Both sides of the stream were filled with descendants, too many of them to count. They gathered like giant crows circled round the harvest, their faces hidden in shadow beneath their blue and black umbrellas. Had my mother come here as a young girl with Nanna for the Clann meetings, maybe carrying her own dark umbrella in case it rained? It would explain why Mom liked to work in the forestry industry…she’d grown up trampling through woods rain or shine for social gatherings.

On the far bank of the stream, where in our dreams Tristan and I usually sat or lay on a picnic blanket talking, sat a stone chair occupied by Tristan’s dad, the Clann’s leader, Sam Coleman. Behind him hovered Tristan’s mother, Nancy, and Tristan’s sister, Emily.

Yep, this was definitely the Circle. And we were so in trouble.

Then I looked up and gasped. Floating several feet above the stream, as if hung by invisible wires, was Nanna.

CHAPTER 2

TRISTAN

Savannah’s grandmother, Mrs. Evans, appeared to be awake but immobilized in the air. The Clann must have caught her before she could get dressed; her long cotton nightgown floated around her legs and bare feet in slow motion as if she were a ghost. Savannah took a step toward her, and the descendants began to mutter. Hearing them, Savannah froze, her eyes narrowing and turning moss-green. A sure sign she was beyond ticked off.

“Mom, Dad, what are you doing?” I shouted to be heard over the wind and across the Circle’s clearing. I had to put a stop to this before somebody got hurt.

“Tristan!” Mom screamed, darting out from behind Dad’s throne. She took two steps toward me then stopped, her joyous smile flashing into shock, then fear, and finally settling into horror as she stared at Savannah. “No, it can’t be true. Tristan, how could you? I told them you would never—”
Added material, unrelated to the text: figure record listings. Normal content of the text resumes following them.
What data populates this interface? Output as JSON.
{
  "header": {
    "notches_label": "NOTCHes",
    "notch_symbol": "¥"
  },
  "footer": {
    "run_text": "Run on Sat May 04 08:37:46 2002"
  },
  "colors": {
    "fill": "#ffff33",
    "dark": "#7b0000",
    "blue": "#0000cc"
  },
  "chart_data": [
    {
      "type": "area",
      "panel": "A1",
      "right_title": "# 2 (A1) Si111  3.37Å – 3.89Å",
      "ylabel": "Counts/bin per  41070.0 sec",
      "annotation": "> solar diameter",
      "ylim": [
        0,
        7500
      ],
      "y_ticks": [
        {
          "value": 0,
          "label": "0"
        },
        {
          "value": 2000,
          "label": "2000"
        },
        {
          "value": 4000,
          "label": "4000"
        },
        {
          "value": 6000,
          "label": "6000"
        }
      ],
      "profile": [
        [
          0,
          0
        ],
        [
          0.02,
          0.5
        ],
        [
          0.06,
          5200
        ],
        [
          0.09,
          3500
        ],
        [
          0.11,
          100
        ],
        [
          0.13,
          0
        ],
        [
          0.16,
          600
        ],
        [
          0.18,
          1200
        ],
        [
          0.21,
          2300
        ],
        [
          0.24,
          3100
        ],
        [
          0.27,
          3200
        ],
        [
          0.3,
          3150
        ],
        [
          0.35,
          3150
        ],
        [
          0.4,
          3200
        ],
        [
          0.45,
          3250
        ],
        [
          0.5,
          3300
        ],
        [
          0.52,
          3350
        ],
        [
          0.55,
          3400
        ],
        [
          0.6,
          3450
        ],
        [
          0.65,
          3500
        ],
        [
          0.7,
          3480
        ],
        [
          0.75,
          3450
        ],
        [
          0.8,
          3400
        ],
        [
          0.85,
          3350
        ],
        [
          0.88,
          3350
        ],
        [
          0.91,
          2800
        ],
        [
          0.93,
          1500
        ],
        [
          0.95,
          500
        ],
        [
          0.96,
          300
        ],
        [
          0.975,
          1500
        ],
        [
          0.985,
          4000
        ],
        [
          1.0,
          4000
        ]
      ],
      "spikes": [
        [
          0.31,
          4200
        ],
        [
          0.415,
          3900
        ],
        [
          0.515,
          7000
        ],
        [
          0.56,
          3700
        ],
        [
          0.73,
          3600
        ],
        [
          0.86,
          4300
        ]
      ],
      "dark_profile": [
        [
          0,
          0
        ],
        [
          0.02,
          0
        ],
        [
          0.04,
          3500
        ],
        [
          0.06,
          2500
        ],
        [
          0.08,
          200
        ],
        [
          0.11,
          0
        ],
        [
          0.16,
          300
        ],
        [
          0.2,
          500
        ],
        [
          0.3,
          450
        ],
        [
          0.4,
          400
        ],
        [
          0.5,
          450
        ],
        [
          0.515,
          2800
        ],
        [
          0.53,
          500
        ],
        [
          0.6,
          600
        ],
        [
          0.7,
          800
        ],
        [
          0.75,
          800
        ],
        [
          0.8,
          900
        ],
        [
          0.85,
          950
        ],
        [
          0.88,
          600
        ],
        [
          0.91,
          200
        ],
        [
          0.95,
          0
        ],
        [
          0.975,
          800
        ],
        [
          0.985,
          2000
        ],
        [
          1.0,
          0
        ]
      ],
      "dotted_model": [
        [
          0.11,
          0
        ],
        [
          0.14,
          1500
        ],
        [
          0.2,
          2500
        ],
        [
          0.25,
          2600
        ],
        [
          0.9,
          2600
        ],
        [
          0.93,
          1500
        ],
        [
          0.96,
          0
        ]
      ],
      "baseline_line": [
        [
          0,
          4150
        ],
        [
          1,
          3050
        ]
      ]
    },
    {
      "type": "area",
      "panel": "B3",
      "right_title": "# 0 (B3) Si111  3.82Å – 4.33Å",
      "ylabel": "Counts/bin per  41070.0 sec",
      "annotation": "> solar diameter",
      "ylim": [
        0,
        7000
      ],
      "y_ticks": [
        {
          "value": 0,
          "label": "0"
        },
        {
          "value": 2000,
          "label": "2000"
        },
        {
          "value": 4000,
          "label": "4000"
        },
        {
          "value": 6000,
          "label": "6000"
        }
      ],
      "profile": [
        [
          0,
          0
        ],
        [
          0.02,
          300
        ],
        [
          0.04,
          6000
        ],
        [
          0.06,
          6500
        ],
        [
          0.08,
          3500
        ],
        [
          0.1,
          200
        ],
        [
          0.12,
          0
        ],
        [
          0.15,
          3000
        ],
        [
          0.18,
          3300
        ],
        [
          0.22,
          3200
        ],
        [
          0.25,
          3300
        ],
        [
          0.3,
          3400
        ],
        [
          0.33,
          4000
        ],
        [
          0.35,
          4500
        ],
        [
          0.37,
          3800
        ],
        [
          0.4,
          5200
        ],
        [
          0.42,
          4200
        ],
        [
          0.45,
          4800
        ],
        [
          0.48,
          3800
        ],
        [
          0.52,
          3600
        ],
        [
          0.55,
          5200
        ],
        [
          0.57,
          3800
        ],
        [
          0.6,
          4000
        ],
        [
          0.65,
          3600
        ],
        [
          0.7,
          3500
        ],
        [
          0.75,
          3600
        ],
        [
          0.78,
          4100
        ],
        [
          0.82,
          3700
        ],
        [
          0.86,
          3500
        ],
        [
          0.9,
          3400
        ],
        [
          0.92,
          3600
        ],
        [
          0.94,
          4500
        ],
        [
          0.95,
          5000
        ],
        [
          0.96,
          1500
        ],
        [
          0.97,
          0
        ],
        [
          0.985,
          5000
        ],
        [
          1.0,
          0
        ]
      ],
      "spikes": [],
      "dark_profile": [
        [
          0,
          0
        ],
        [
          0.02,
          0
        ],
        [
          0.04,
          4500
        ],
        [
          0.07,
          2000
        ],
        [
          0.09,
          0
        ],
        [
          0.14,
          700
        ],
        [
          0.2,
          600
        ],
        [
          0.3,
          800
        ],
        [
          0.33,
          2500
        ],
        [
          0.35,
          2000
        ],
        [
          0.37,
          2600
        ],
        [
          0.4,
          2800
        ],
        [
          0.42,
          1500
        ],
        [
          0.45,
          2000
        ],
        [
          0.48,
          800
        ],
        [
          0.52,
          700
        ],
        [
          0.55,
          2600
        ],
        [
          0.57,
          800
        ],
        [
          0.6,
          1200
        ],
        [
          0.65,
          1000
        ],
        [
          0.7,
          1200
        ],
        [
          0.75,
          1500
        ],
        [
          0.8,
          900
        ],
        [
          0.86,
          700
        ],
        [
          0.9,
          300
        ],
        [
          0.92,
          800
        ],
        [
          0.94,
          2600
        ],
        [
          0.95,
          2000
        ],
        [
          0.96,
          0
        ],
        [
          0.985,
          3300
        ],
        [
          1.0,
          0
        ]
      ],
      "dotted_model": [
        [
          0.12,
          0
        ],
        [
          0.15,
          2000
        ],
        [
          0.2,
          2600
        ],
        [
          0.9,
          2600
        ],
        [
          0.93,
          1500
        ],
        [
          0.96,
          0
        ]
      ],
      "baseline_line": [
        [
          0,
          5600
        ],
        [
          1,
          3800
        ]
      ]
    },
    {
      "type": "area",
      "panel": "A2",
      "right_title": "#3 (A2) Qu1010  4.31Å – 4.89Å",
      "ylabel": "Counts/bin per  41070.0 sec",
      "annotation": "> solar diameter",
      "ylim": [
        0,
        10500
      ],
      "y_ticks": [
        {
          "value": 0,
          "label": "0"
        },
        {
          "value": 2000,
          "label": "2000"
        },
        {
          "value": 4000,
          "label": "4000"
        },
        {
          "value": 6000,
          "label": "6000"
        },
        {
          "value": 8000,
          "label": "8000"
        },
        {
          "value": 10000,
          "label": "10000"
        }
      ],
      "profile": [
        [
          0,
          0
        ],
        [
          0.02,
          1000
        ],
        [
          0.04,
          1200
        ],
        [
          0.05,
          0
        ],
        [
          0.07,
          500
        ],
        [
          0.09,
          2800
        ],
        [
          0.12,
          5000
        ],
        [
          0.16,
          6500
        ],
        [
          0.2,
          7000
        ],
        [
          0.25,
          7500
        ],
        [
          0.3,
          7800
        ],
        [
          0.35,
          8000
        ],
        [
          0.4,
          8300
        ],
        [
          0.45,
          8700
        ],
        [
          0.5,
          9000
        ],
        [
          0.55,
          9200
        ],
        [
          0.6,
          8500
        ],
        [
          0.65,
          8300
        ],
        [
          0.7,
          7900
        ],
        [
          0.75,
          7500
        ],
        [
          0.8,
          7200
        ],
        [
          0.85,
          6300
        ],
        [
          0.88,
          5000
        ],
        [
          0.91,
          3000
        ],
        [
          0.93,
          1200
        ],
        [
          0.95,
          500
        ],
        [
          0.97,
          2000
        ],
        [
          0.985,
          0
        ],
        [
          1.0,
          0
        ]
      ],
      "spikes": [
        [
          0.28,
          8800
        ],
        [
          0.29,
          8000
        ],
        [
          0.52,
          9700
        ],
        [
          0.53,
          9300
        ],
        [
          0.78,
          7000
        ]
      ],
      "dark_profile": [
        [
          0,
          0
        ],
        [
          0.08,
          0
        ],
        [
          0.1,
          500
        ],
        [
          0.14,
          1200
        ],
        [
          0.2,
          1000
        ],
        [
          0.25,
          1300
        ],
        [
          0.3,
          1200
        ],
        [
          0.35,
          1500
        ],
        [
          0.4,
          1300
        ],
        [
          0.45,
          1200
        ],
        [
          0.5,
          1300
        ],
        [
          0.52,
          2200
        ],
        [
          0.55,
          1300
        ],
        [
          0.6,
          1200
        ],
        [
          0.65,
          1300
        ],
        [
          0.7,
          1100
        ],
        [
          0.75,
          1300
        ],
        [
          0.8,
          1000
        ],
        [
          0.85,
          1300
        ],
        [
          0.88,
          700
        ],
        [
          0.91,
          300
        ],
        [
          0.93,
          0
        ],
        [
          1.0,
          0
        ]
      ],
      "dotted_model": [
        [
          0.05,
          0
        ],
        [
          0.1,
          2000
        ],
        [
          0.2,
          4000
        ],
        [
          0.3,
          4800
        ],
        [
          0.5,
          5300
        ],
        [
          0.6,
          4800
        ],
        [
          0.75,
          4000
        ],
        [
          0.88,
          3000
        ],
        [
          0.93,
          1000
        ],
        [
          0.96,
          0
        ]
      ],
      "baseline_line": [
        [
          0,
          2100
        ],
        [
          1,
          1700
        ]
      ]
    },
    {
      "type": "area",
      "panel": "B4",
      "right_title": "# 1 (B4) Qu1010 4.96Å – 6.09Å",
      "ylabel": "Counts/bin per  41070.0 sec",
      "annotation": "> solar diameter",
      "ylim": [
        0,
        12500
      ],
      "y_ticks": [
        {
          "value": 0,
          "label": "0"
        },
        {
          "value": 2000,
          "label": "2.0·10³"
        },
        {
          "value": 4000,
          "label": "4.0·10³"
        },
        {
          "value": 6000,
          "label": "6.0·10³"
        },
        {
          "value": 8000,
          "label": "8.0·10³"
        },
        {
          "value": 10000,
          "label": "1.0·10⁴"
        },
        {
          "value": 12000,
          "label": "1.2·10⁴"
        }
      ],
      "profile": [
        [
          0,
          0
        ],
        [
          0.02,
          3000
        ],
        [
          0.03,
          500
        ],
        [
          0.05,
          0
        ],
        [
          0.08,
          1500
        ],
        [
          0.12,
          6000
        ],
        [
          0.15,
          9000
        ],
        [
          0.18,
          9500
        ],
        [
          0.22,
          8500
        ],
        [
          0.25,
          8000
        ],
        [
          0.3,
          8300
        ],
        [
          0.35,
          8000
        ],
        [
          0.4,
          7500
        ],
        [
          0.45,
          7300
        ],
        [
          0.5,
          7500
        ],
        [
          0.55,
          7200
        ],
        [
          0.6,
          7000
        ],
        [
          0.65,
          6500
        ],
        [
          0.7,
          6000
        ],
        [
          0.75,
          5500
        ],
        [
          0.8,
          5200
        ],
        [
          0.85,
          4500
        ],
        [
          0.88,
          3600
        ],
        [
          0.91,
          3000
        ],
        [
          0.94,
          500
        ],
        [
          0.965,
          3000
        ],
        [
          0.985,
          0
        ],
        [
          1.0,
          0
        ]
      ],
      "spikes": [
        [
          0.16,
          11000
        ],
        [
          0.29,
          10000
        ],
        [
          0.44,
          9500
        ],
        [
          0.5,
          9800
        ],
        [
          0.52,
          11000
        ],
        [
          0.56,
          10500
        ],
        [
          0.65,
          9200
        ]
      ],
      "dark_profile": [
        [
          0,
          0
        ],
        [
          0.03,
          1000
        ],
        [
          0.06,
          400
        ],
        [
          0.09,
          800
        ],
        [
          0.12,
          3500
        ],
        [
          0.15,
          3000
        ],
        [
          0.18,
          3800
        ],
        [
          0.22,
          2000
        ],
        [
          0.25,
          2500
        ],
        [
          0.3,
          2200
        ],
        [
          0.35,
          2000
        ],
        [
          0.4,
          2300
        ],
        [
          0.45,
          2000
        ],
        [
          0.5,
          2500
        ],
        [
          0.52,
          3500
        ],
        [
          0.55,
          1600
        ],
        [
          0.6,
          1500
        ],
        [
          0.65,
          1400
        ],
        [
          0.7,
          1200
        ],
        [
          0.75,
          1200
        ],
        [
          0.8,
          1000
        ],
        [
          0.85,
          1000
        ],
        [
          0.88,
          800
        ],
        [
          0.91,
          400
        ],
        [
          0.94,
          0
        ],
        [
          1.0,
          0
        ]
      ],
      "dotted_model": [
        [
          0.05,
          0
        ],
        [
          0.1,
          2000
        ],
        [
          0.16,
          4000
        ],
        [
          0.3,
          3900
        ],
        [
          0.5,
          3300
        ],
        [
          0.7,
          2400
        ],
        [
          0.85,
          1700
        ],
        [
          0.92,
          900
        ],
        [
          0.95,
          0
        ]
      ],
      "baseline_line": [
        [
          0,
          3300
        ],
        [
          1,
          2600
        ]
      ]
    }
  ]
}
“Son, do you know what she is? What her father is?” Dad’s voice boomed throughout the clearing. “They’re—”

“I know,” I said. “But obviously I’m fine. There’s no need to do this. Let her grandmother go.”

Savannah looked up at her trapped grandmother again. Mrs. Evans’s papery face twisted horribly, as if she were silently screaming in pain. Eyes shining with unshed tears, Savannah reached for her grandmother’s feet, but even her toes were out of Savannah’s reach.

This was insane. What did the Clann think it was doing, dragging an old lady out of her own home and off to the woods in her nightgown? Mrs. Evans would have every right to hex us all the minute they freed her.

“Let her down,” I yelled, losing control over my temper.

The wind died, but the smell of ozone sharpened the air with the promise of more rain.

In the resulting silence, Dad said, “It’s not that simple.”

What?

Rocking back on my heels, I searched his face for some clue as to what he could possibly be thinking. I could tell from his overly formal tone that he was still in Clann leader mode, probably too aware of the audience of descendants surrounding us. But he wasn’t thinking right. This wasn’t about Clann and vamp politics. No matter what, no matter how powerful the Clann was, we didn’t do
this
.

“It is simple,” I said. “This woman had nothing to do with my disappearance.”

“We know where you were,” Dad said. “We know the vampires—that…girl’s father—kidnapped you. Now tell us the truth, son. Are you okay? Did they hurt you? What questions did they ask you? Are they trying to figure out our weaknesses?”